Industri Jamu Makin Diminati Pelaku Usaha

SEMARANG (Asatu.id) – Direktur Eksekutif Dewan Pimpinan Daerah Gabungan Pengusaha Jamu dan Obat Tradisional Indonesia (GP Jamu), Stefanus Handoyo Saputro, mengatakan masyarakat sekarang ini semakin mengarah ke produk herbal sebagai bahan alami untuk menjaga kesehatan.

Hal ini diungkapkan Stefanus saat diskusi diskusi “Njamu Bareng Bersama Disporapar Jateng”  bertajuk “Meningkatkan Daya Saing Jamu Tradisional”,  di Grand Arkenso Parview Hotel, Senin (30/4) malam.

“Karena mereka memandang, dengan produk herbal memiliki kualitas yang tidak jauh berbeda dengan produk farmasi lainnya, dan harganya juga lebih terjangkau,” jelasnya.

Stefanus menambahkan dengan kondisi masyarakat yang semakin menginginkan produk-produk herbal inilah menjadi peluang besar yang harus direspon oleh pelaku usaha yang bergerak di bidang industri jamu.

“Untuk bisa bertahan di industri jamu, pelaku industri harus mampu beradaptasi dengan kebutuhan konsumen. Karena itu, dibutuhkan inovasi untuk menyesuaikan pasar,” ungkapnya.

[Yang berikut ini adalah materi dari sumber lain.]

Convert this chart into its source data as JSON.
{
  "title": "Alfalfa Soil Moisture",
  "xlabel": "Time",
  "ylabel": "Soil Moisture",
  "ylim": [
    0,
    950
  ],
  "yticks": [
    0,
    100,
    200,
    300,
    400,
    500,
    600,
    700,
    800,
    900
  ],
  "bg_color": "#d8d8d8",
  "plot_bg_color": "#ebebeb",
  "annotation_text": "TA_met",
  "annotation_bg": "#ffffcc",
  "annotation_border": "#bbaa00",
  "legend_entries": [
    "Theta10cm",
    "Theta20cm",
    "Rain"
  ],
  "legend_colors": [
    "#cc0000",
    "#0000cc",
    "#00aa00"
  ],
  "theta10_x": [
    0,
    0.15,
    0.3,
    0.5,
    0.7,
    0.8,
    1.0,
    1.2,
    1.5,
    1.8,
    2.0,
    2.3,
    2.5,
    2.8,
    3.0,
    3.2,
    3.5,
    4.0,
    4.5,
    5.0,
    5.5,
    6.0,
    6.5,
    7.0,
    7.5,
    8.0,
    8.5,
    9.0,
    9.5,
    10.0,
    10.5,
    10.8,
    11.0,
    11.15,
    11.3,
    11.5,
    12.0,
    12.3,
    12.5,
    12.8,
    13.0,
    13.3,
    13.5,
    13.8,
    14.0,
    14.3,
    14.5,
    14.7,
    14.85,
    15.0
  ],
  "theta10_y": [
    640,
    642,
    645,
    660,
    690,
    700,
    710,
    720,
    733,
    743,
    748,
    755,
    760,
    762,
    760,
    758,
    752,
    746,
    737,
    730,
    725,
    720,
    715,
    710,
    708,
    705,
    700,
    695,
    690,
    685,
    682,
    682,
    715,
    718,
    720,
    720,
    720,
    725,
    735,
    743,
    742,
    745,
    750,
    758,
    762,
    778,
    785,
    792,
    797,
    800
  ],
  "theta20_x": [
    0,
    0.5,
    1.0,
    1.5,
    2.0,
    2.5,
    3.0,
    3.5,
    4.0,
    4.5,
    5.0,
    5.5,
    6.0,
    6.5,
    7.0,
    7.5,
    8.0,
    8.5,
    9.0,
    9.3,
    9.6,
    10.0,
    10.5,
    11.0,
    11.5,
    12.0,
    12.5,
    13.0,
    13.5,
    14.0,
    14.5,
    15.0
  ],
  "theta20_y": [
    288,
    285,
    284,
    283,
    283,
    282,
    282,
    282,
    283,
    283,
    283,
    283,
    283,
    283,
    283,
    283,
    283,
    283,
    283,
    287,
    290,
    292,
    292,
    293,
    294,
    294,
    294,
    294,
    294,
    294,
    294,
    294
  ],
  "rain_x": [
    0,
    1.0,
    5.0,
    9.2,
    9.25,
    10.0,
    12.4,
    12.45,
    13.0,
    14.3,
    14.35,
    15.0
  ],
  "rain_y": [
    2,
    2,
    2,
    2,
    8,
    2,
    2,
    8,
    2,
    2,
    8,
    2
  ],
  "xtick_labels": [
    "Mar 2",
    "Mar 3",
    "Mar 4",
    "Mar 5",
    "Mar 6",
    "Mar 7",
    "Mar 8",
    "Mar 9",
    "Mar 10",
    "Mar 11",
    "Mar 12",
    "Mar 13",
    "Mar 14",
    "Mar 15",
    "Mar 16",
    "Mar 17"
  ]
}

Tidak hanya pasar lokal, lanjut dia, namun juga harus mampu mengikuti pasar internasional, sehingga produk jamu dari Indonesia bisa diminati di mancanegara.

“Selama ini Industri jamu masih terkendala dengan pengembangan dan pemasaran produk. Tidak hanya kesulitan menciptakan produk berkualitas, namun juga menghadapi daya saing pasar, terlebih dalam menghadapi era digitalisasi seperti sekarang,” pungkasnya. (is)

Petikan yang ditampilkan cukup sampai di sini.